High variation between random seeds -- how to train on all data / choose a seed?

Hello. I’m trying to create a classifier that categorizes different Yelp reviews about career coaching businesses.

I’ve manually classified about 100 reviews into 5 relatively even classes: career change, current job, interview, lost job, and resume. The goal is to train the model on these 100 classified reviews and then extrapolate the results to ~2k unclassified reviews.

Because there isn’t much data, the learner’s max accuracy (within 13 cycles) is wildly variable based on the random seed used. I’ve seen numbers as low as 32% and as high as 67%.

My idea was to run a for loop through a bunch of random seeds to get an idea of the true accuracy of the learner, and then train the learner on all 100 reviews (without a valid set) and extrapolate the results to the unclassified reviews (the test set).

Is there a way to do this? I know that training a NN is different than a normal ML model, so you can’t just model.fit(X, y). Is the updating of weights in the NN based only on train_loss within the cv (and then the valid loss is just something displayed for us to personally evaluate the model), or does the NN take into account the validation set when updating its weights?

If it’s not possible, what’s the best practice for how to go about training the neural network for extrapolation to a unlabeled test set? Selecting the “most accurate” random seed feels wrong, and yet choosing one at random (that could potentially have a very uneven split and low accuracy) doesn’t seem optimal either.

I’d recommend reading through Rachel’s How (and why) to pick a good validation set article. What that tells me is your validation set is not very representative of your test set. Which is okay! Sometimes a random split isn’t always the best. Also: 100 reviews is not a large amount of data to go off of, to then extrapolate another 2,000 reviews. This is a technique called semi-supervised learning, and in general the rule of thumb is you extrapolate ~1/3 of your training dataset, further train on it, mostly the ones it got wrong, and then go from there.

So in summary: your training data may not be representative of what you are testing on, and you may want to slowly build your training data instead if you can.

2 Likes

I read through the article and it was helpful, thank you. It seems that a non-random train-valid split would be better; is it okay for me to manually create the split?

One thing I’ll add is that I’m mostly interested in the distribution of the classes in the test set (2000 unlabeled); my idea was to have the labeled train set have even classes as to not introduce bias, and then make predictions using the trained model on the test set and look at the distribution (which would probably not be even and therefore give insights).

I haven’t involved the test set at all yet; I’ve been working exclusively with the subset of 100 labeled reviews. Wouldn’t it rather indicate that the validation set isn’t representative of the train set?

If I’m understanding this correctly, going forward I should do something like the following:

  1. Within the 100 labeled reviews, create a nonrandom train-valid split where the validation set is a good representation of train set.

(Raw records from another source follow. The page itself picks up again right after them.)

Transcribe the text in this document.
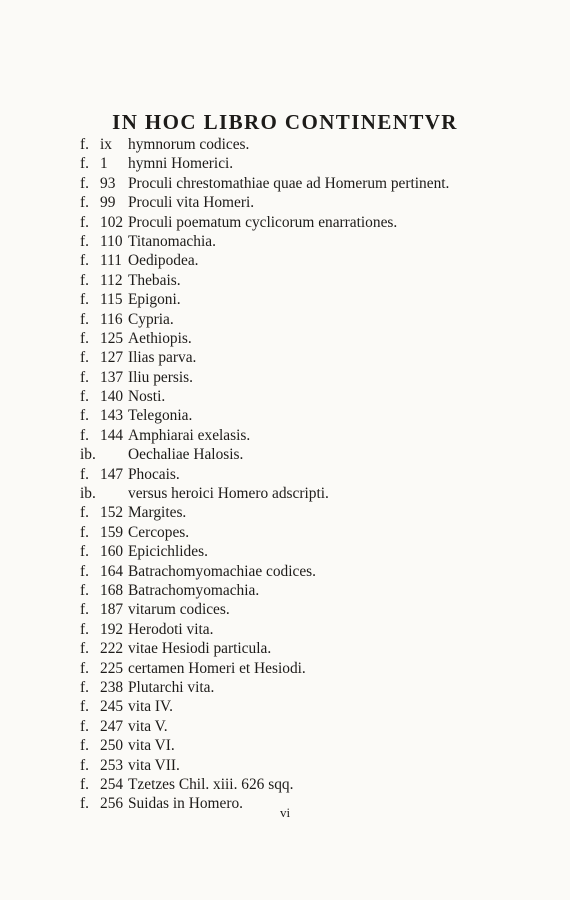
IN HOC LIBRO CONTINENTVR
f. ix hymnorum codices.
f. 1 hymni Homerici.
f. 93 Proculi chrestomathiae quae ad Homerum pertinent.
f. 99 Proculi vita Homeri.
f. 102 Proculi poematum cyclicorum enarrationes.
f. 110 Titanomachia.
f. 111 Oedipodea.
f. 112 Thebais.
f. 115 Epigoni.
f. 116 Cypria.
f. 125 Aethiopis.
f. 127 Ilias parva.
f. 137 Iliu persis.
f. 140 Nosti.
f. 143 Telegonia.
f. 144 Amphiarai exelasis.
ib. Oechaliae Halosis.
f. 147 Phocais.
ib. versus heroici Homero adscripti.
f. 152 Margites.
f. 159 Cercopes.
f. 160 Epicichlides.
f. 164 Batrachomyomachiae codices.
f. 168 Batrachomyomachia.
f. 187 vitarum codices.
f. 192 Herodoti vita.
f. 222 vitae Hesiodi particula.
f. 225 certamen Homeri et Hesiodi.
f. 238 Plutarchi vita.
f. 245 vita IV.
f. 247 vita V.
f. 250 vita VI.
f. 253 vita VII.
f. 254 Tzetzes Chil. xiii. 626 sqq.
f. 256 Suidas in Homero.
vi
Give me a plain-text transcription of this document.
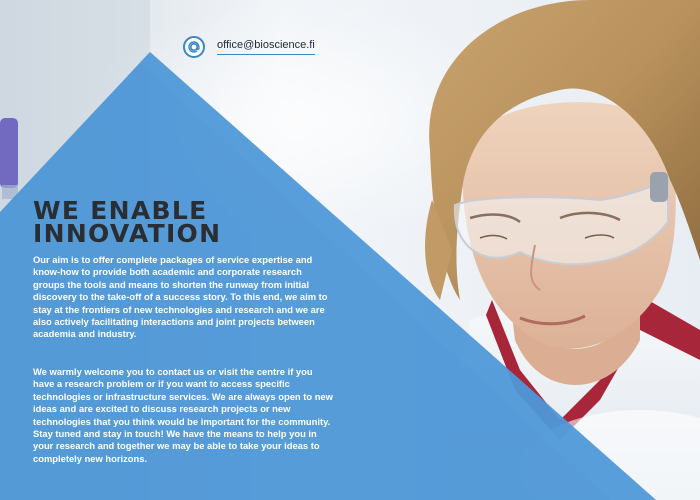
office@bioscience.fi
WE ENABLE
INNOVATION

Our aim is to offer complete packages of service expertise and know-how to provide both academic and corporate research groups the tools and means to shorten the runway from initial discovery to the take-off of a success story. To this end, we aim to stay at the frontiers of new technologies and research and we are also actively facilitating interactions and joint projects between academia and industry.

We warmly welcome you to contact us or visit the centre if you have a research problem or if you want to access specific technologies or infrastructure services. We are always open to new ideas and are excited to discuss research projects or new technologies that you think would be important for the community. Stay tuned and stay in touch! We have the means to help you in your research and together we may be able to take your ideas to completely new horizons.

  2. Train the learner using this train-valid split

  3. Predict the labels of ~33 unlabeled reviews

  4. Create a representative train-valid split of the now 133 reviews (what are the guidelines on how to incorporate the 33 pseud-labeled reviews? proportional between train and test? can I keep the same split I had previously with the 100 actually labeled reviews but just add in the pseudo-labeled reviews?)

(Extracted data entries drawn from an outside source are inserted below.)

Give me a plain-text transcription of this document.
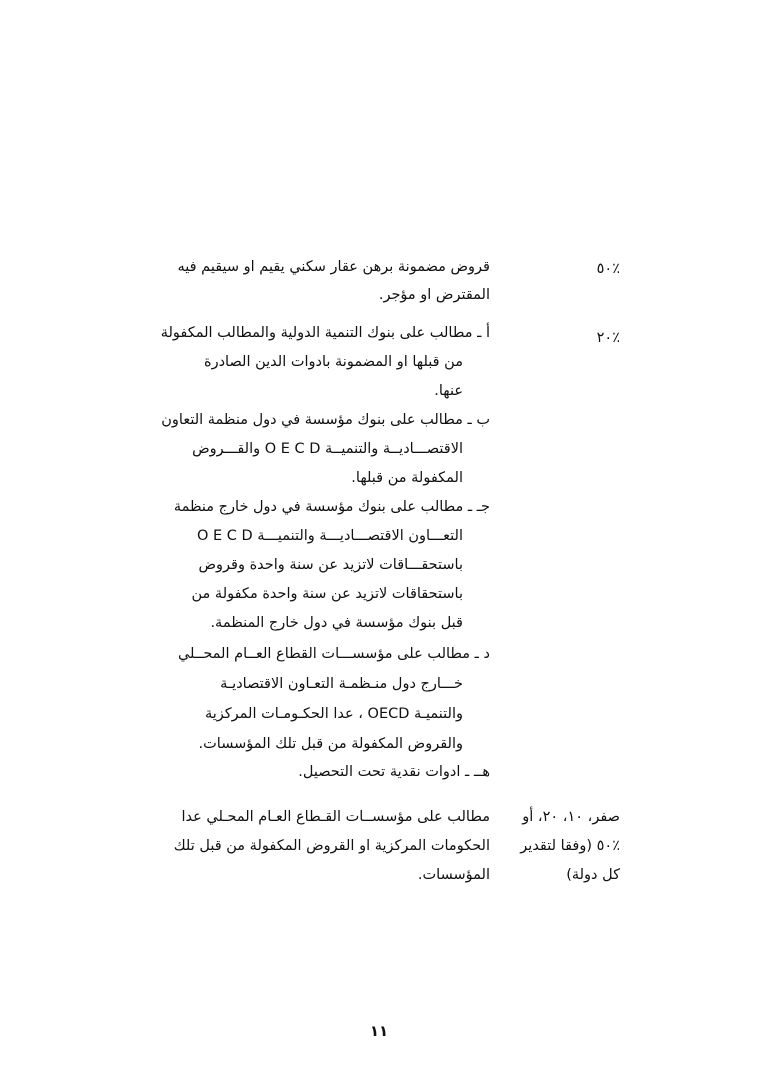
٪٥٠
قروض مضمونة برهن عقار سكني يقيم او سيقيم فيه
المقترض او مؤجر.
٪٢٠
أ ـ مطالب على بنوك التنمية الدولية والمطالب المكفولة
من قبلها او المضمونة بادوات الدين الصادرة
عنها.
ب ـ مطالب على بنوك مؤسسة في دول منظمة التعاون
الاقتصـــاديــة والتنميــة O E C D والقـــروض
المكفولة من قبلها.
جـ ـ مطالب على بنوك مؤسسة في دول خارج منظمة
التعـــاون الاقتصـــاديـــة والتنميـــة O E C D
باستحقـــاقات لاتزيد عن سنة واحدة وقروض
باستحقاقات لاتزيد عن سنة واحدة مكفولة من
قبل بنوك مؤسسة في دول خارج المنظمة.
د ـ مطالب على مؤسســـات القطاع العــام المحــلي
خـــارج دول منـظمـة التعـاون الاقتصاديـة
والتنميـة OECD ، عدا الحكـومـات المركزية
والقروض المكفولة من قبل تلك المؤسسات.
هــ ـ ادوات نقدية تحت التحصيل.
صفر، ١٠، ٢٠، أو
٪٥٠ (وفقا لتقدير
كل دولة)
مطالب على مؤسســات القـطاع العـام المحـلي عدا
الحكومات المركزية او القروض المكفولة من قبل تلك
المؤسسات.
١١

  5. Train the learner again (a new learner or the same learner?) with the now 133 labeled reviews

  6. Predict the labels of ~44 unlabeled reviews

  7. Repeat until all reviews are classified

What does this mean (how do you train more on incorrect predictions)?

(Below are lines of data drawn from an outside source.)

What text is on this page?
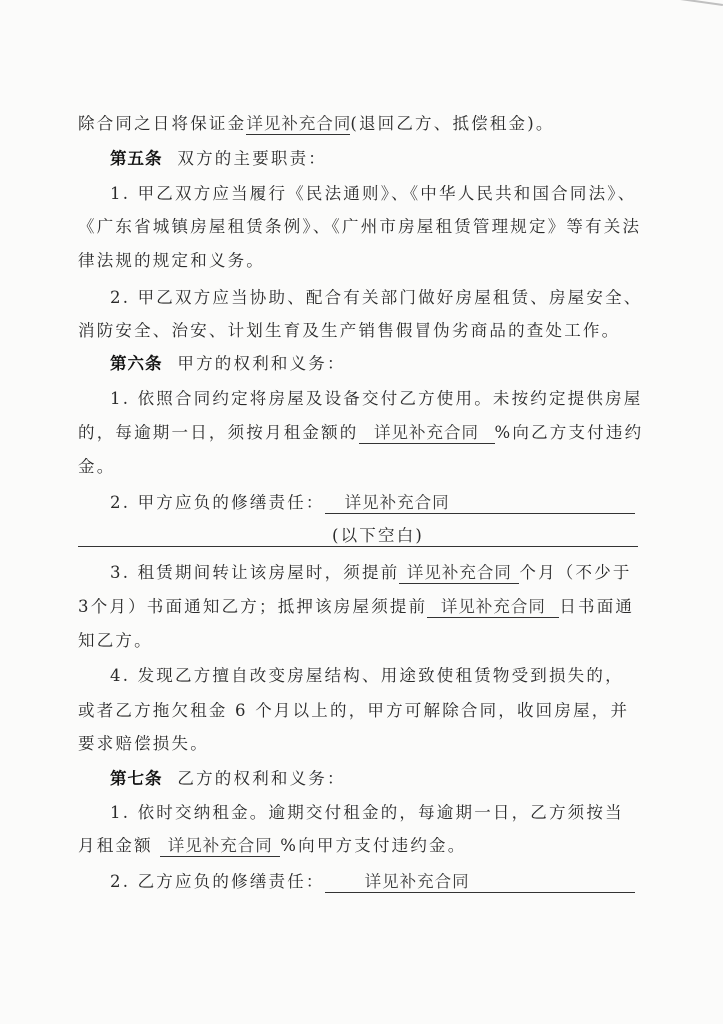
除合同之日将保证金详见补充合同(退回乙方、抵偿租金)。
第五条 双方的主要职责：
1. 甲乙双方应当履行《民法通则》、《中华人民共和国合同法》、
《广东省城镇房屋租赁条例》、《广州市房屋租赁管理规定》等有关法
律法规的规定和义务。
2. 甲乙双方应当协助、配合有关部门做好房屋租赁、房屋安全、
消防安全、治安、计划生育及生产销售假冒伪劣商品的查处工作。
第六条 甲方的权利和义务：
1. 依照合同约定将房屋及设备交付乙方使用。未按约定提供房屋
的，每逾期一日，须按月租金额的 详见补充合同 %向乙方支付违约
金。
2. 甲方应负的修缮责任： 详见补充合同
(以下空白)
3. 租赁期间转让该房屋时，须提前 详见补充合同 个月（不少于
3个月）书面通知乙方；抵押该房屋须提前 详见补充合同 日书面通
知乙方。
4. 发现乙方擅自改变房屋结构、用途致使租赁物受到损失的，
或者乙方拖欠租金 6 个月以上的，甲方可解除合同，收回房屋，并
要求赔偿损失。
第七条 乙方的权利和义务：
1. 依时交纳租金。逾期交付租金的，每逾期一日，乙方须按当
月租金额 详见补充合同 %向甲方支付违约金。
2. 乙方应负的修缮责任： 详见补充合同
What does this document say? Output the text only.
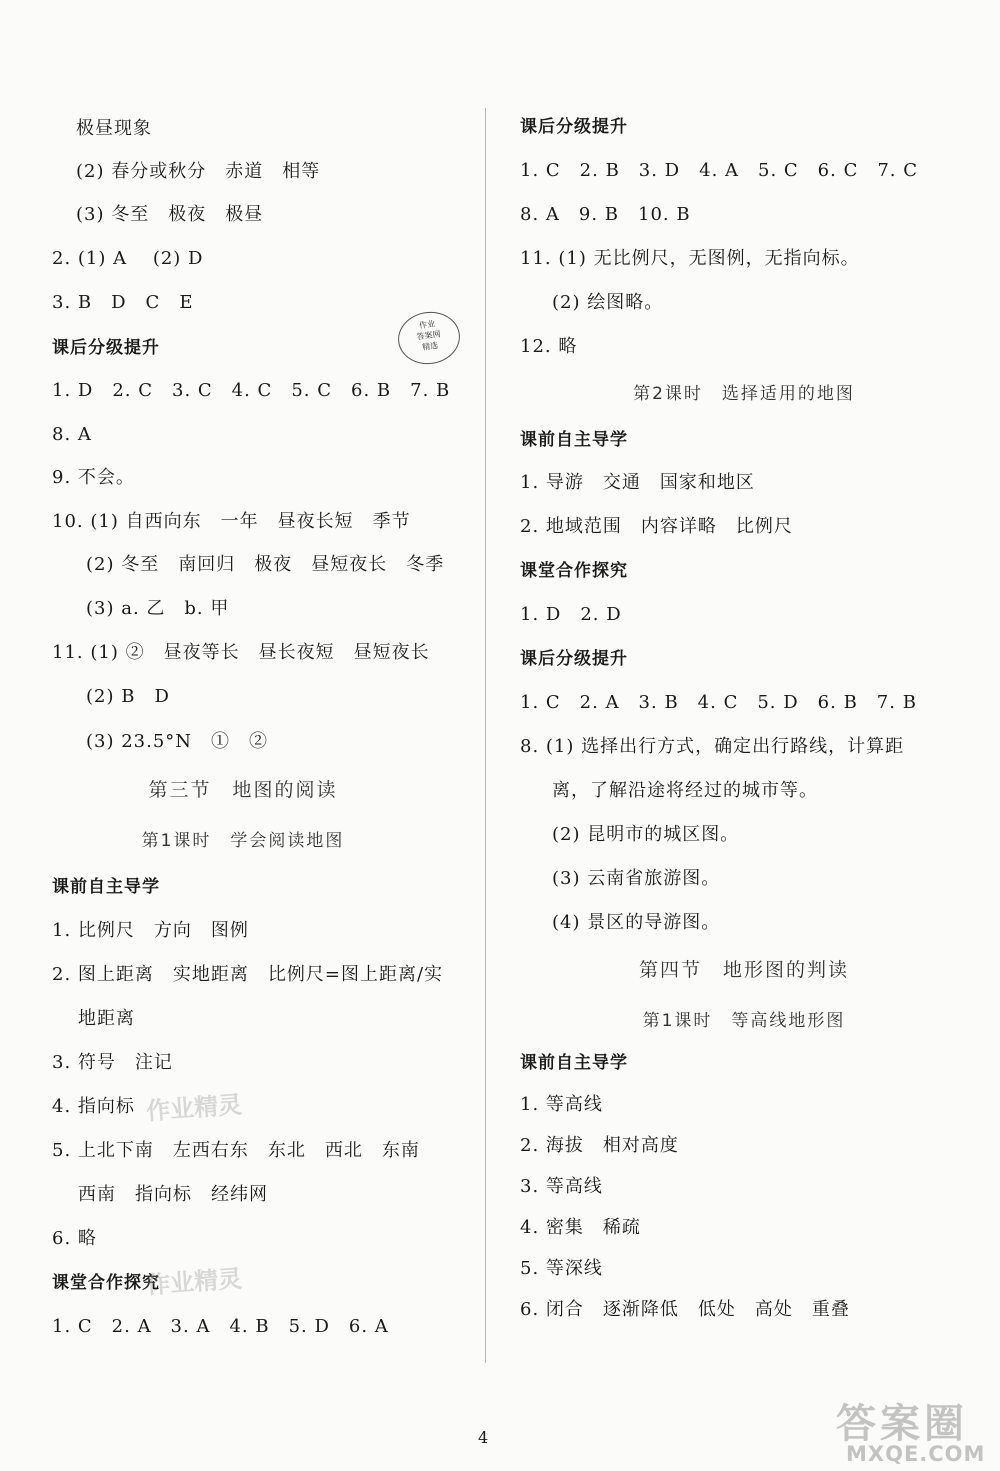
极昼现象
(2) 春分或秋分　赤道　相等
(3) 冬至　极夜　极昼
2. (1) A　 (2) D
3. B　D　C　E
课后分级提升
1. D　2. C　3. C　4. C　5. C　6. B　7. B
8. A
9. 不会。
10. (1) 自西向东　一年　昼夜长短　季节
(2) 冬至　南回归　极夜　昼短夜长　冬季
(3) a. 乙　b. 甲
11. (1) ②　昼夜等长　昼长夜短　昼短夜长
(2) B　D
(3) 23.5°N　①　②
第三节　地图的阅读
第1课时　学会阅读地图
课前自主导学
1. 比例尺　方向　图例
2. 图上距离　实地距离　比例尺=图上距离/实
地距离
3. 符号　注记
4. 指向标
5. 上北下南　左西右东　东北　西北　东南
西南　指向标　经纬网
6. 略
课堂合作探究
1. C　2. A　3. A　4. B　5. D　6. A
课后分级提升
1. C　2. B　3. D　4. A　5. C　6. C　7. C
8. A　9. B　10. B
11. (1) 无比例尺，无图例，无指向标。
(2) 绘图略。
12. 略
第2课时　选择适用的地图
课前自主导学
1. 导游　交通　国家和地区
2. 地域范围　内容详略　比例尺
课堂合作探究
1. D　2. D
课后分级提升
1. C　2. A　3. B　4. C　5. D　6. B　7. B
8. (1) 选择出行方式，确定出行路线，计算距
离，了解沿途将经过的城市等。
(2) 昆明市的城区图。
(3) 云南省旅游图。
(4) 景区的导游图。
第四节　地形图的判读
第1课时　等高线地形图
课前自主导学
1. 等高线
2. 海拔　相对高度
3. 等高线
4. 密集　稀疏
5. 等深线
6. 闭合　逐渐降低　低处　高处　重叠
作业
答案网
精选
作业精灵
作业精灵
4	答案圈
MXQE.COM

If you have any recommended resources/guides for semi-supervised learning that would be very helpful; I’ve read this.

One thing I’m worried about is that not all of the reviews are super clear-cut in terms of class; the manually labeled reviews were deliberately chosen because they were strong examples of the classes. That’s why the idea was to train the learner on just the strong examples, and then extrapolate it to the rest of the data all at once which may have weaker examples.

I’m worried that adding unclear (or just unevenly distributed) pseudo-labeled reviews at the first few cycles of semi-supervised learning will bias the model towards those classes, even if they wouldn’t have been as present overall based on the predictions of the original model (which is trained on strong class examples).

Looking at the fact that I’m interested in the final distribution of classes and that the current labeled reviews are strong examples, is semi-supervised learning still the way to go?

Thanks in advance and for your first reply. It was clear, concise, and helpful.